O gatilho foi uma declaração de Trump de que o Brasil havia se tornado "um pouco perigoso, politicamente", conforme o Poder360. A frase não veio acompanhada de qualificações ou dados concretos — uma imprecisão que, ao mesmo tempo em que deixa a afirmação vulnerável a rebate, lhe confere a maleabilidade de quem lança uma leitura política sem comprometer-se com evidências específicas.
Lula respondeu com firmeza. As três publicações registraram a declaração do presidente: "Não se meta nas eleições do Brasil." A Folha de S.Paulo trouxe ainda um complemento que estrutura o argumento da simetria soberana: "As eleições do Brasil são um problema do Brasil. Como as eleições americanas são um problema dele. Não é um problema meu."
Do ponto de vista do direito internacional e da prática diplomática regular, a posição de Lula tem respaldo: processos eleitorais são assunto interno por definição, e a legitimidade de qualquer resultado depende de que reflita a vontade dos eleitores sem tutela externa. Nessa moldura, o comentário de Trump — vago e desprovido de evidências específicas nas fontes disponíveis — enquadra-se mal.
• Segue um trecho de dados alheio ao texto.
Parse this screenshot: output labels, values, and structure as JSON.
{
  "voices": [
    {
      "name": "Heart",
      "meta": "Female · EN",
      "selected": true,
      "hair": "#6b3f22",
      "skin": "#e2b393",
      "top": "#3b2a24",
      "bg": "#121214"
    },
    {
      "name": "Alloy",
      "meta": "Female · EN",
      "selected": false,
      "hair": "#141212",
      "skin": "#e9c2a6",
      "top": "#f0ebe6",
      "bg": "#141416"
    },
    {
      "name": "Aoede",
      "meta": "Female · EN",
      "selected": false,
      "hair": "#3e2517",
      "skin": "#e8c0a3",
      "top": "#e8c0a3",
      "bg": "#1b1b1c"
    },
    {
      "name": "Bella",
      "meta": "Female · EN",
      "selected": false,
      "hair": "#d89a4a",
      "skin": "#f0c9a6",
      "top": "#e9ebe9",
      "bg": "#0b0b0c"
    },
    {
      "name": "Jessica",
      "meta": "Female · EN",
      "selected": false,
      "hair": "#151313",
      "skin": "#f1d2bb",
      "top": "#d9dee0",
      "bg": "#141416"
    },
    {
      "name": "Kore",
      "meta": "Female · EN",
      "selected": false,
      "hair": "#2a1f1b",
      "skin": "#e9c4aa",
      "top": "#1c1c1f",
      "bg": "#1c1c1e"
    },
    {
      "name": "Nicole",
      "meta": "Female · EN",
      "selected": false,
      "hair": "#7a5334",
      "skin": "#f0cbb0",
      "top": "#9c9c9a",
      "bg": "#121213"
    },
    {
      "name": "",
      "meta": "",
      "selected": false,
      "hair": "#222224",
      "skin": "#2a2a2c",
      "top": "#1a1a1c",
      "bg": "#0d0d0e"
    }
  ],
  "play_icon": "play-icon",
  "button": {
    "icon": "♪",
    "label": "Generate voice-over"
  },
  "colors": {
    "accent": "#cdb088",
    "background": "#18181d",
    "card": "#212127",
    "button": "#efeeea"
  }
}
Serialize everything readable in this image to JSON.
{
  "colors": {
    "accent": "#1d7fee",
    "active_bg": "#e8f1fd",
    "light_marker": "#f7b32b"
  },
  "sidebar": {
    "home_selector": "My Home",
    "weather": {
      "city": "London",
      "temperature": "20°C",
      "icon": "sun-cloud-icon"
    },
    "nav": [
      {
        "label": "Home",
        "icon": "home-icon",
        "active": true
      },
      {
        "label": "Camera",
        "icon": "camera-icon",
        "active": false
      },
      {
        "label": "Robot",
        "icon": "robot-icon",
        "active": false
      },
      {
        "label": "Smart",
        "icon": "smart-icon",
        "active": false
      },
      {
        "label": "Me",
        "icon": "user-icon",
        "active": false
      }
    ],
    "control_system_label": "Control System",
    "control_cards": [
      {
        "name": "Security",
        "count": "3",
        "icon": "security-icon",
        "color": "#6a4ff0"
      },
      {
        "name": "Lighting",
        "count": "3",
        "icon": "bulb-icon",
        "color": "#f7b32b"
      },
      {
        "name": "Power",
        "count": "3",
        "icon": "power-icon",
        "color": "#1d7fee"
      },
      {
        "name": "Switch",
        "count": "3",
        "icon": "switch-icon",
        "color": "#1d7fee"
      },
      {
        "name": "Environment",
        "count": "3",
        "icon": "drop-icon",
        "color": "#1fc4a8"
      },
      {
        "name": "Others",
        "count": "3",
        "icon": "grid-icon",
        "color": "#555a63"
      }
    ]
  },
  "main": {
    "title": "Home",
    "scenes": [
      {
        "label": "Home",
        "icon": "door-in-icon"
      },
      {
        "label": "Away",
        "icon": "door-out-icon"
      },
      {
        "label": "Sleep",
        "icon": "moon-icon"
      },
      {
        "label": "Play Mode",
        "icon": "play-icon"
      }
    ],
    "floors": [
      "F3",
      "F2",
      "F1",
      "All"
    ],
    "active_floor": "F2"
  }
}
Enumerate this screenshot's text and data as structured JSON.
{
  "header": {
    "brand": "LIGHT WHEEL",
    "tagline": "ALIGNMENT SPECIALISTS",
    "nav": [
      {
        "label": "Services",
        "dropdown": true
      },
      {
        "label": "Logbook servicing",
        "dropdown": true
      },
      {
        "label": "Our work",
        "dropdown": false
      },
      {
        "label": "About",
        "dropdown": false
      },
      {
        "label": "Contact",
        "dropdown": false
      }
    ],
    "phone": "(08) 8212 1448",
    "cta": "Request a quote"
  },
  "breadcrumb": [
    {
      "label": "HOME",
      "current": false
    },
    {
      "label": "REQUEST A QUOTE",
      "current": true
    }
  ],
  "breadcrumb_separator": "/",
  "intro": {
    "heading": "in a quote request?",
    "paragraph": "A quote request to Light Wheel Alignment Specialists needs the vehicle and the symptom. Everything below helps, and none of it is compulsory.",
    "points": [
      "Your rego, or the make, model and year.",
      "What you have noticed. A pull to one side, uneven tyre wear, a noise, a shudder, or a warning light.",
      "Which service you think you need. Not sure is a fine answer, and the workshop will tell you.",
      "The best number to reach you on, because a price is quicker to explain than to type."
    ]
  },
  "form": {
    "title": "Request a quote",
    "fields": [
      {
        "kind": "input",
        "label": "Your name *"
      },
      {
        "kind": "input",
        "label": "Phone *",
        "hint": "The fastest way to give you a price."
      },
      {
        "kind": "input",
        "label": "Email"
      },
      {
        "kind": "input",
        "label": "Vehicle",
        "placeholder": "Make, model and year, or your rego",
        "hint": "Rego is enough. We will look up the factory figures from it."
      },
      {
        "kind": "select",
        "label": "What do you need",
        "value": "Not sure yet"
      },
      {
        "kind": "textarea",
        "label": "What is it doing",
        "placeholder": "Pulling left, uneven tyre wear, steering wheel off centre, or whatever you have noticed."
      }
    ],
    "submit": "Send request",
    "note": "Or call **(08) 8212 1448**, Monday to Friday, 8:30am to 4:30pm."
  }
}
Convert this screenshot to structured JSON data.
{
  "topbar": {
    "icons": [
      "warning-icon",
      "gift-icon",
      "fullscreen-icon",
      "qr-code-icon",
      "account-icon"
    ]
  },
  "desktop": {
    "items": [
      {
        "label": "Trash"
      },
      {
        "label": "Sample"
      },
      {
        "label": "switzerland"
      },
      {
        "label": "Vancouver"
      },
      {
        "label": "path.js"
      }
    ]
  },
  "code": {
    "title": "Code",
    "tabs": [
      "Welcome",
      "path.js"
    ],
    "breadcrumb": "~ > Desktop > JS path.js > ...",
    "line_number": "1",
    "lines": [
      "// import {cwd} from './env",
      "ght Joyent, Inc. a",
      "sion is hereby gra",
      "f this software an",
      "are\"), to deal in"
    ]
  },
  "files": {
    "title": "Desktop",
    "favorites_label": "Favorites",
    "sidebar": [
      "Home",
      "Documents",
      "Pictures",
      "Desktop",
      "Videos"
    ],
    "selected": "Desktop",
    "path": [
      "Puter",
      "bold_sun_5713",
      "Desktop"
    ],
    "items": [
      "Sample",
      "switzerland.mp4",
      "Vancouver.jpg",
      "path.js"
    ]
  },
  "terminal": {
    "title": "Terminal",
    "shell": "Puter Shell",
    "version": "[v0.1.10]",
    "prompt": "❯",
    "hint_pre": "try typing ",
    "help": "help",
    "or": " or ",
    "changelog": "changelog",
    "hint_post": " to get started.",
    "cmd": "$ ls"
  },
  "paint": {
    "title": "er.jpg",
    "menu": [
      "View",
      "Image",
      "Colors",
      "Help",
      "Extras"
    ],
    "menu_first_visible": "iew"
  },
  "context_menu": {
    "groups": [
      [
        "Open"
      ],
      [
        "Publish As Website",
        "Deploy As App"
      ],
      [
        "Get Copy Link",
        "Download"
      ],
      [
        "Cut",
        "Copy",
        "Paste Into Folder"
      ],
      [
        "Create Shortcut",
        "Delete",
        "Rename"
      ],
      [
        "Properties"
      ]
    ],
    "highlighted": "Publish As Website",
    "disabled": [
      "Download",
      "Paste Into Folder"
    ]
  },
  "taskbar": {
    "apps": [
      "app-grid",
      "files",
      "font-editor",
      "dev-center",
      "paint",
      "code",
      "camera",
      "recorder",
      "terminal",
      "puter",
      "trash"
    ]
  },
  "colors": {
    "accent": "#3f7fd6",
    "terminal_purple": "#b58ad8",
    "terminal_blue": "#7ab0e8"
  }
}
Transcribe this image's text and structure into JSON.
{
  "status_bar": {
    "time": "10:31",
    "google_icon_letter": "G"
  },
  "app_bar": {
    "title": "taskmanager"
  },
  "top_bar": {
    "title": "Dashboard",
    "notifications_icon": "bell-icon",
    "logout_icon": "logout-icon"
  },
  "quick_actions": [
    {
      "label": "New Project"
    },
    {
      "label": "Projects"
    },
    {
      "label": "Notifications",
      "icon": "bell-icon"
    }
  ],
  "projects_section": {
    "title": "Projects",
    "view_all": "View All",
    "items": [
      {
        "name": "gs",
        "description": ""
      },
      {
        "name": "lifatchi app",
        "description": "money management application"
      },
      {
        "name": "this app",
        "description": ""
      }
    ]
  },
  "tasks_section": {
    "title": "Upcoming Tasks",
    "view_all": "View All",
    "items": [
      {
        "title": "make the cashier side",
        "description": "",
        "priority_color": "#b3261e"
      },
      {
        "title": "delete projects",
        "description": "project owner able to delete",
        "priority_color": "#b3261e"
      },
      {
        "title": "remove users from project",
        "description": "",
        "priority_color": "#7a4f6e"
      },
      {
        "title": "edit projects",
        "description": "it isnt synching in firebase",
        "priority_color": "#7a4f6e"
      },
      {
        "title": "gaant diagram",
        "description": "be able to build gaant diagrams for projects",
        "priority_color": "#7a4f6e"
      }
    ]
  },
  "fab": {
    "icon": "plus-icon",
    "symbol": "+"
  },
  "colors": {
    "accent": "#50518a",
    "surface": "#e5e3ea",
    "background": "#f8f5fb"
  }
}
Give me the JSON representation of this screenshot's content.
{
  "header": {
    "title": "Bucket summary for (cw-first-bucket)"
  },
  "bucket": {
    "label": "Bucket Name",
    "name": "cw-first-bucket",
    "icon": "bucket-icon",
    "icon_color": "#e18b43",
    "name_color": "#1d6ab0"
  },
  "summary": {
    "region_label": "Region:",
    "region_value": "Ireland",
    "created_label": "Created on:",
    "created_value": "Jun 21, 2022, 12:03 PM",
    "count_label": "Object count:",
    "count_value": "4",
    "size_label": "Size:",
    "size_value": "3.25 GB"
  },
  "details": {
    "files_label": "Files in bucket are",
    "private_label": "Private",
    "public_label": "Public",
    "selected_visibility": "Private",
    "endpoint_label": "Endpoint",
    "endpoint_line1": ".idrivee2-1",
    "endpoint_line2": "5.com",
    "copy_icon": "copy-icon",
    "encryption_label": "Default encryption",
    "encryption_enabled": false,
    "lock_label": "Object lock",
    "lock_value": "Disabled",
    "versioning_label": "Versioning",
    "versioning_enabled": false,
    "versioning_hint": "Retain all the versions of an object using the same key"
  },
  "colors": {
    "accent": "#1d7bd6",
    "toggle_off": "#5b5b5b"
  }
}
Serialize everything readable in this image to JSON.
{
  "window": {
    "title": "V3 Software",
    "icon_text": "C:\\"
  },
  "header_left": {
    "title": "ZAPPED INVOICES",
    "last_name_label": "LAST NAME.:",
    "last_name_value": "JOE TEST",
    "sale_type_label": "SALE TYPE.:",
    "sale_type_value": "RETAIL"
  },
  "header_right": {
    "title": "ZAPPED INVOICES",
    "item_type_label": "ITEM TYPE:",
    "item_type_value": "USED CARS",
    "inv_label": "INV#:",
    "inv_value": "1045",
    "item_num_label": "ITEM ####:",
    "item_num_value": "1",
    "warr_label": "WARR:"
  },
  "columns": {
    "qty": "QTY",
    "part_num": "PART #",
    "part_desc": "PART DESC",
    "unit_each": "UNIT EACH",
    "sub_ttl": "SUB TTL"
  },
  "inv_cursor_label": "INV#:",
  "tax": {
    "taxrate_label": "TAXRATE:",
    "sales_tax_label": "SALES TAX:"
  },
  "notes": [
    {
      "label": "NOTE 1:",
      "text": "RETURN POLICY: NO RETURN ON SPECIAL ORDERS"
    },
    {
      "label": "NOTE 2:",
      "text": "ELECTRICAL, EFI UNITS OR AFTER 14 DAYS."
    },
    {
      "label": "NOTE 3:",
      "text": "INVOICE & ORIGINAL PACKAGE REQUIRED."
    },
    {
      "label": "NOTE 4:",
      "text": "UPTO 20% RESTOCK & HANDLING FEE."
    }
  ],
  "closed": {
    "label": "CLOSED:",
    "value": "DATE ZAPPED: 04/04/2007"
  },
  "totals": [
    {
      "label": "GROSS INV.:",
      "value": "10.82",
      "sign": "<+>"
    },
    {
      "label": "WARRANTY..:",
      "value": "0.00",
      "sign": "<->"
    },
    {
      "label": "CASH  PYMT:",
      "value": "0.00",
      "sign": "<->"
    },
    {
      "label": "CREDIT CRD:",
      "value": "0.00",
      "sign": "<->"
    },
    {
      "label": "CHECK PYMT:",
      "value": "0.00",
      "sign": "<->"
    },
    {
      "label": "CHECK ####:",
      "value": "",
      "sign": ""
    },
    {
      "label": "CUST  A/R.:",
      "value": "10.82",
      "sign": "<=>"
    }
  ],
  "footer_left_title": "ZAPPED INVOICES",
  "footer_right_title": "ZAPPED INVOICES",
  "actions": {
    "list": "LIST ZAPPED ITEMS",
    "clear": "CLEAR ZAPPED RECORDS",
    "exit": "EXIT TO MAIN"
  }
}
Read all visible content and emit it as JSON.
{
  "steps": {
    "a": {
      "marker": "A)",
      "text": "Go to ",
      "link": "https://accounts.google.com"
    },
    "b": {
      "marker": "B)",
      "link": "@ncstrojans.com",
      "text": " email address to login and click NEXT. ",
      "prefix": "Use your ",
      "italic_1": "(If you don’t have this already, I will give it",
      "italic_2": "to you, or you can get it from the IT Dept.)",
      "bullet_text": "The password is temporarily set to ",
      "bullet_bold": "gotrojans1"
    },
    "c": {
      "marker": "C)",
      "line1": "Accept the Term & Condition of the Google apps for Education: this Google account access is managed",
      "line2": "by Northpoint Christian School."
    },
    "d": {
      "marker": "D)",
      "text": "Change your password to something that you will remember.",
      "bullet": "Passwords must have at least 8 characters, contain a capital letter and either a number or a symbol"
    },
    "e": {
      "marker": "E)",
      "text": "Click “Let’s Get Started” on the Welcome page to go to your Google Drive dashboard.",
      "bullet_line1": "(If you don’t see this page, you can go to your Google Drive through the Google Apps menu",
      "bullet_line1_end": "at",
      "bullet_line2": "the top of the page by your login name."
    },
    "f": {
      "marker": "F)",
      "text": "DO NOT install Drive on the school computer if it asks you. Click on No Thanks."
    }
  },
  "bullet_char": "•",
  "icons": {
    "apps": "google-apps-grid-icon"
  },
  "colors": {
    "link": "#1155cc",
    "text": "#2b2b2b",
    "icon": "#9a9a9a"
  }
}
O problema está no que a troca revela sobre o estado das relações bilaterais. Que dois presidentes em exercício troquem recados sobre soberania eleitoral num fórum de coordenação como o G7 indica que o canal diplomático entre Brasília e Washington opera com fricção visível. A formulação de Trump — "um pouco perigoso, politicamente" — sugere uma percepção sobre o ambiente institucional brasileiro que, mesmo sem embasamento explícito nas fontes consultadas, foi considerada séria o suficiente para provocar resposta pública imediata do chefe de Estado brasileiro.
A retórica da soberania é politicamente eficaz, mas tende a encerrar o debate antes que ele comece. O que Trump quis dizer com "perigoso" — e se havia algum dado por trás da impressão — é exatamente a pergunta que a declaração de Lula, correta na forma, deixou sem resposta no mérito.